I'll be down in Mexico Beach the first week of August and I'm looking for a little info...

I'm trying to decide if it would be worth towing my Riverhawk B-60 down with me and doing a little fishing... It's about a 6 hour haul from Ga, so i don't want to trailer her down for nothing.

I've been looking at Google Earth and doing a little searching about St. Joe's Bay and also Wild Goose Lagoon around Crooked Island.

My first question is, can my little skiff handle the bay? All the pictures that I have seen look pretty glassy... Thanks to being protected by Cape San Blas. But I don't want to get out there and get swamped by larger boats or a heavy chop. What do y'all think?

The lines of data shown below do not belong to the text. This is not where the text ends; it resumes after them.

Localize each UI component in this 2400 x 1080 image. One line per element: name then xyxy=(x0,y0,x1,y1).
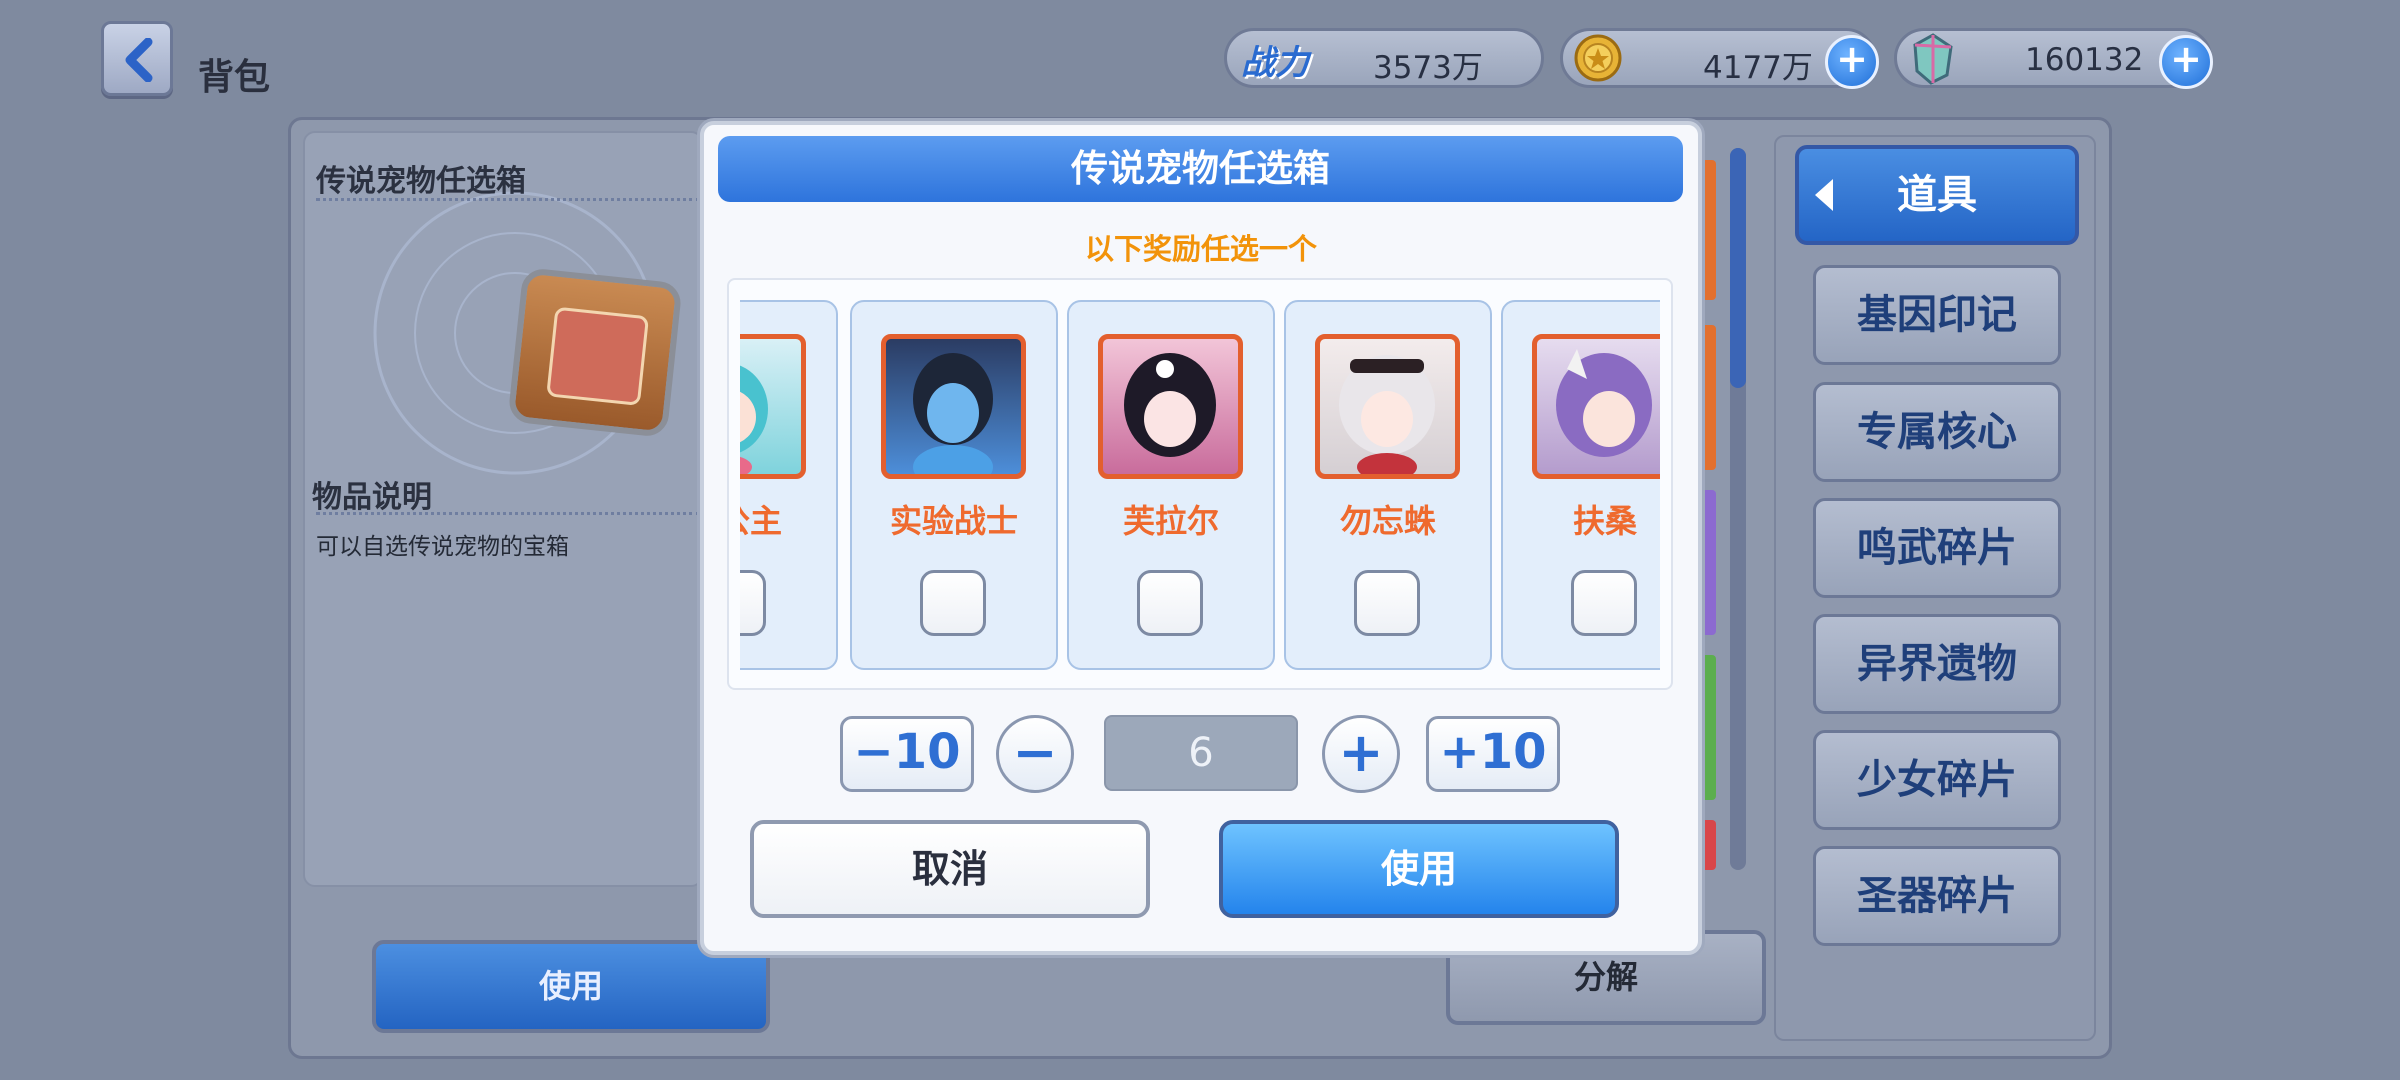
item-icon-chest xyxy=(507,267,683,438)
pet-options-scroll[interactable]: 汐公主 实验战士 芙拉尔 xyxy=(740,300,1660,670)
pet-name: 实验战士 xyxy=(889,502,1018,540)
gem-value: 160132 xyxy=(2025,42,2144,78)
category-tab-items[interactable]: 道具 xyxy=(1795,145,2079,245)
coin-display: 4177万 + xyxy=(1560,28,1879,89)
pet-name: 扶桑 xyxy=(1572,502,1637,540)
dialog-subtitle: 以下奖励任选一个 xyxy=(1084,232,1317,266)
category-tab-girl-shard[interactable]: 少女碎片 xyxy=(1813,730,2061,830)
category-tab-weapon-shard[interactable]: 鸣武碎片 xyxy=(1813,498,2061,598)
pet-portrait xyxy=(881,334,1026,479)
pet-portrait-art xyxy=(913,353,993,474)
grid-item-fragment xyxy=(1700,160,1716,300)
plus-one-button[interactable]: + xyxy=(1322,715,1400,793)
cat-face-icon xyxy=(546,306,650,406)
pet-name: 勿忘蛛 xyxy=(1339,502,1436,540)
item-desc-text: 可以自选传说宠物的宝箱 xyxy=(316,534,569,560)
pet-portrait-art xyxy=(1339,355,1435,474)
back-button[interactable] xyxy=(101,21,173,96)
minus-one-button[interactable]: − xyxy=(996,715,1074,793)
category-tab-exclusive-core[interactable]: 专属核心 xyxy=(1813,382,2061,482)
pet-option-card[interactable]: 芙拉尔 xyxy=(1067,300,1275,670)
plus-ten-button[interactable]: +10 xyxy=(1426,716,1560,792)
minus-ten-button[interactable]: −10 xyxy=(840,716,974,792)
pet-option-card[interactable]: 扶桑 xyxy=(1501,300,1660,670)
quantity-input[interactable]: 6 xyxy=(1104,715,1298,791)
cancel-button[interactable]: 取消 xyxy=(750,820,1150,918)
pet-checkbox[interactable] xyxy=(1137,570,1203,636)
pet-checkbox[interactable] xyxy=(740,570,766,636)
pet-portrait-art xyxy=(1124,353,1216,457)
pet-portrait-art xyxy=(740,365,768,474)
pet-checkbox[interactable] xyxy=(1571,570,1637,636)
power-icon: 战力 xyxy=(1241,43,1309,83)
page-title: 背包 xyxy=(198,57,271,98)
pet-option-card[interactable]: 实验战士 xyxy=(850,300,1058,670)
pet-option-card[interactable]: 勿忘蛛 xyxy=(1284,300,1492,670)
add-coin-button[interactable]: + xyxy=(1825,35,1879,89)
chevron-left-icon xyxy=(125,38,153,82)
pet-name: 汐公主 xyxy=(740,502,782,540)
coin-icon xyxy=(1574,34,1622,82)
pet-portrait xyxy=(1098,334,1243,479)
confirm-use-button[interactable]: 使用 xyxy=(1219,820,1619,918)
category-tab-otherworld-relic[interactable]: 异界遗物 xyxy=(1813,614,2061,714)
grid-scroll-thumb[interactable] xyxy=(1730,148,1746,388)
pet-checkbox[interactable] xyxy=(1354,570,1420,636)
pet-portrait xyxy=(1532,334,1660,479)
pet-portrait-art xyxy=(1556,349,1652,457)
item-desc-heading: 物品说明 xyxy=(312,480,432,515)
grid-item-fragment xyxy=(1700,820,1716,870)
power-value: 3573万 xyxy=(1373,50,1483,86)
divider xyxy=(316,198,700,201)
grid-item-fragment xyxy=(1700,655,1716,800)
item-title: 传说宠物任选箱 xyxy=(316,164,526,199)
pet-portrait xyxy=(740,334,806,479)
coin-value: 4177万 xyxy=(1703,50,1813,86)
gem-icon xyxy=(1913,33,1953,85)
category-tab-artifact-shard[interactable]: 圣器碎片 xyxy=(1813,846,2061,946)
divider xyxy=(316,512,700,515)
triangle-left-icon xyxy=(1815,179,1833,211)
pet-option-card[interactable]: 汐公主 xyxy=(740,300,838,670)
dialog-title: 传说宠物任选箱 xyxy=(718,136,1683,202)
add-gem-button[interactable]: + xyxy=(2159,35,2213,89)
pet-portrait xyxy=(1315,334,1460,479)
grid-item-fragment xyxy=(1700,490,1716,635)
category-tab-gene-imprint[interactable]: 基因印记 xyxy=(1813,265,2061,365)
power-display: 战力 3573万 xyxy=(1224,28,1544,88)
grid-item-fragment xyxy=(1700,325,1716,470)
pet-checkbox[interactable] xyxy=(920,570,986,636)
pet-name: 芙拉尔 xyxy=(1122,502,1219,540)
gem-display: 160132 + xyxy=(1894,28,2213,89)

The other area around Crooked Island, specifically Wild Goose Lagoon, looks a little more sheltered and small skiff friendly. And also looks pretty fishy from Google Earth.

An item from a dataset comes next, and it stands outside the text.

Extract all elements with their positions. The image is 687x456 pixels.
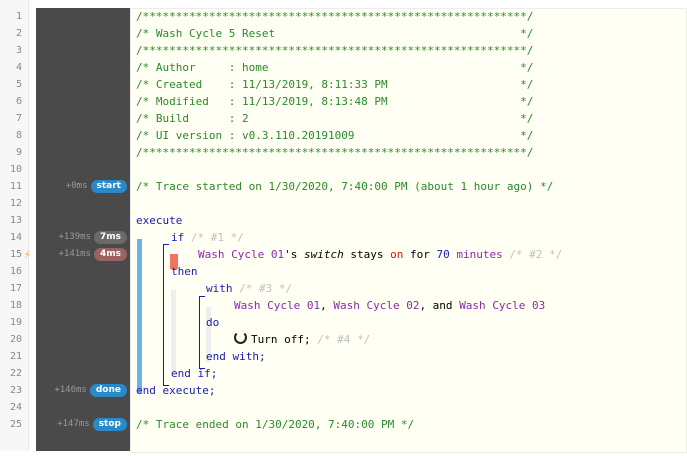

Anybody have any insight for me? Tips, spots to try, etc.? How is the fishing around the start of August? I'll be slinging flies and my girlfriend will probably throwing gear or bait on a spinning rod.

PM me if you don't want to broadcast it over the Internet...

I appreciate the help!

-Alex


----------



## jldriver

Definitely bring it. I was fishing Crooked Island/Wild Goose Lagoon next to a Gheenoe today. That area is perfect for small boats. 

The St. Joe bay is bigger water, but not to be feared on a good day. Stay in the shallow back areas and you won't get swamped. Launch from Presnell's Marina (~$5-10 fee) for easy access to shallow water. Fish the obvious grass flats and maybe the Blacks Island channel for deeper water dwellers. Be cautious though as the whole bottom of the bay is shallow and you can definitely run aground. 

Launch point for Crooked Island is via Research Road on Tyndall AFB. Its the first paved road after leaving Mexico Beach...drive straight until you see the water...yes, it looks like a beach, but that's ramp and you can launch there easily. Fish the grass banks from the ramp to the clear water near the Gulf entrance or run back in the lagoon.

For spinning tackle I'd throw Gulp shrimp on a 1/4 ounce jig head under a Cajun Thunder...~2' of 10-20 lb fluorocarbon.

For flies, bring clousers, coyotes, deceivers,etc. And then maybe some topwater stuff like crease flies. And whatever else you like...you never know what fly they will take...y


----------



## alexjaume

Awesome... Just what I was hoping to hear! 

Appreciate the help!!!


----------



## Micholetti

I'll second Presnell's.. if you saw it without bringing your rig you'd be crying. Might want to take some masks/flippers too for a scallop treasure hunt. Fun times!


----------